Ho letto i versi di Francesco e la polemica che ne è seguita…
Ma… per prima cosa, devo ringraziare tutti della stima nei miei confronti!
Francesco si accinge ad un’impresa d’altri tempi, ad una fatica poetica immane al termine della quale, se davvero giungerà al termine, non potrà che contemplare il suo lavoro con grande soddisfazione personale.
Certo… tra qualche anno, riprendendola in mano, sorriderà di sé stesso: dello spirito che la ispirò, della caparbietà con cui vi si dedicò; ma, forse, riconoscerà anche quanto gli fu utile questo lavoro, per l’abilità tecnica che vi acquisì, per l’esercizio allo studio e alla costanza.
Riguardo a questi versi, Francesco, non posso che ripeterti quanto ti ho già detto a proposito di altre tue poesie dello stesso stile; anzi, la cosa è esaltata dal tema classico, addirittura tradizionale, e quindi di difficile personalizzazione.
Il senso di trovarsi davanti ad un esercizio di imitazione, artisticamente piuttosto sterile è forte.
Il tono oratorio, il lessico arcaicizzante, la sintassi inconsueta, per non dire dell’argomento trattato, appesantiscono la lettura e la rendono difficile per il lettore medio.
Il tuo desiderio di fondare la tua poesia sui classici, anche in polemica con la prassi contemporanea, è senz’altro interessante, tuttavia non può risolversi in una semplice imitazione del passato.

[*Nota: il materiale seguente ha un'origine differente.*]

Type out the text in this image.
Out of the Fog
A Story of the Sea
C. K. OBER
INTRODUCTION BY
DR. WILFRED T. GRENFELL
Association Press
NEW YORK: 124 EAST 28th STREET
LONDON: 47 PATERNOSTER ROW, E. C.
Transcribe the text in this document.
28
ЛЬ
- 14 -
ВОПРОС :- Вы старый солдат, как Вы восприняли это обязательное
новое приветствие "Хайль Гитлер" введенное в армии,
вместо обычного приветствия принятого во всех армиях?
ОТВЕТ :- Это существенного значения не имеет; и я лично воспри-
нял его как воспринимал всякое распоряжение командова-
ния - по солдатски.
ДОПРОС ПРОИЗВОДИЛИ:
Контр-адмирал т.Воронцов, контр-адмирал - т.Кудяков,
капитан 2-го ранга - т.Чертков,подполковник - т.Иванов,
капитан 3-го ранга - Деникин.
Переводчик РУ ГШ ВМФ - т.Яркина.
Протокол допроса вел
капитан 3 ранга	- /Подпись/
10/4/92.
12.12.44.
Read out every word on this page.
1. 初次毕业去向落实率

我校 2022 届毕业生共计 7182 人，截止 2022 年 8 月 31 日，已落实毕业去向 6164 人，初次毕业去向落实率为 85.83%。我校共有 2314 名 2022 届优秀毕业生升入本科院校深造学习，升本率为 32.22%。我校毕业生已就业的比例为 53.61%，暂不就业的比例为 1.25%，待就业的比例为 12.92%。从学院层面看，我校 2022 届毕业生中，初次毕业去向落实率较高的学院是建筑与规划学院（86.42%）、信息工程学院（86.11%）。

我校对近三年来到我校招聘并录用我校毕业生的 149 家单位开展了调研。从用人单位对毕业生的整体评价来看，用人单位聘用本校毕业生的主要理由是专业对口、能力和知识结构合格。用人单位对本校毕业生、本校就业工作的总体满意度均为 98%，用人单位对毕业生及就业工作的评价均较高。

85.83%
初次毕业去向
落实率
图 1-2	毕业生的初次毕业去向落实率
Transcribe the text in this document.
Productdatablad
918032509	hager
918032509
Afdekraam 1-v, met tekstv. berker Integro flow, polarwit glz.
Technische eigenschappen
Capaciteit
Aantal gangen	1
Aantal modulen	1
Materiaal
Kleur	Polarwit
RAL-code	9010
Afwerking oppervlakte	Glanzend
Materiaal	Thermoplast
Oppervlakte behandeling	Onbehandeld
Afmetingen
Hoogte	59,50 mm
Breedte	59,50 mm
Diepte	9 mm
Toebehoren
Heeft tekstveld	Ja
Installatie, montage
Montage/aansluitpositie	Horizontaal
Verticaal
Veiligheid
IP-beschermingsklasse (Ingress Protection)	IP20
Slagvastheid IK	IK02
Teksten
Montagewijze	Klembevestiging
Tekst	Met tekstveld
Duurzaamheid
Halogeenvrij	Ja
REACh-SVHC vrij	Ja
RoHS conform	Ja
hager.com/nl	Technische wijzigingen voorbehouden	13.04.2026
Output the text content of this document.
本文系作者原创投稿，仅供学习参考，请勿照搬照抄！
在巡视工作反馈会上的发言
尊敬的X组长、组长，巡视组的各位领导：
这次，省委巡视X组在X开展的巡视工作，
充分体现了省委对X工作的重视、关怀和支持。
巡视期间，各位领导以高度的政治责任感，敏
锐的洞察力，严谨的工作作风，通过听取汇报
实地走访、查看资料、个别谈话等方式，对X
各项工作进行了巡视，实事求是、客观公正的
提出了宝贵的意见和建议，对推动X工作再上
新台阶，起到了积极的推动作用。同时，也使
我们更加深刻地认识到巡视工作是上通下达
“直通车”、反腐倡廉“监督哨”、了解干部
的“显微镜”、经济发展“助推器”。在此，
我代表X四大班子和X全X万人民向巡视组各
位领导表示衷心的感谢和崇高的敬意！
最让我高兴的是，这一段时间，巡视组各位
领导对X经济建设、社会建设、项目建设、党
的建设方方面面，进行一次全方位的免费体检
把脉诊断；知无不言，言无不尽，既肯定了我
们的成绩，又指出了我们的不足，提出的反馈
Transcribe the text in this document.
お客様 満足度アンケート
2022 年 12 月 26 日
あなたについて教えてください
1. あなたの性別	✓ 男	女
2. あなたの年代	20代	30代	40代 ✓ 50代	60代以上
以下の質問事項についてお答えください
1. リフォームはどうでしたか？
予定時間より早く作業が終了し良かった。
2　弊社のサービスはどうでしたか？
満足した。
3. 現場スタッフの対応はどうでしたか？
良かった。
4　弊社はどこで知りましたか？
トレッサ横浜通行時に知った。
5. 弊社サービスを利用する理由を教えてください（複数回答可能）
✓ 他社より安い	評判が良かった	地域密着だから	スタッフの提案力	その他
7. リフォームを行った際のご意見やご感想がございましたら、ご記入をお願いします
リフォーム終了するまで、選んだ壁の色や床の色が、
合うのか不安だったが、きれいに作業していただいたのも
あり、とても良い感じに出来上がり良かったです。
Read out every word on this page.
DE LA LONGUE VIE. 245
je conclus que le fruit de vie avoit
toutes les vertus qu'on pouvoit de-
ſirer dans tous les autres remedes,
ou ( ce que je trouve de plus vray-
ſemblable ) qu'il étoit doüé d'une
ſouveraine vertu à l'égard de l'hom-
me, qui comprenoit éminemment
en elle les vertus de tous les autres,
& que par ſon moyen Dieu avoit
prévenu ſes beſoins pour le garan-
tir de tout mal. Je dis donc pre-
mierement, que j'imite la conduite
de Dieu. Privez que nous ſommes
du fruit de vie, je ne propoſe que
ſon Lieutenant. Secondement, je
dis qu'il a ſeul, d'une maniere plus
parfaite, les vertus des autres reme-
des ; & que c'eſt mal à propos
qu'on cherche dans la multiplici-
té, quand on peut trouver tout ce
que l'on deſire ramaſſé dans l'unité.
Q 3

Il tuo cammino è all’inizio e devi ancora trovare la tua strada personale: un’interpretazione originale dell’”istanza classicista”.
Secondo me questo può essere un buon esercizio.
Un buon consiglio mi sembra quello che ti ha dato Assenzio: potresti mirare alla parodia, questo potrebbe rendere il testo più attuale e divertente.
Per rendere l’idea, anche se si tratta di una cosa decisamente diversa (anche nello stile), potresti dare un’occhiata al “Novello Inferno” di Benito Ciarlo.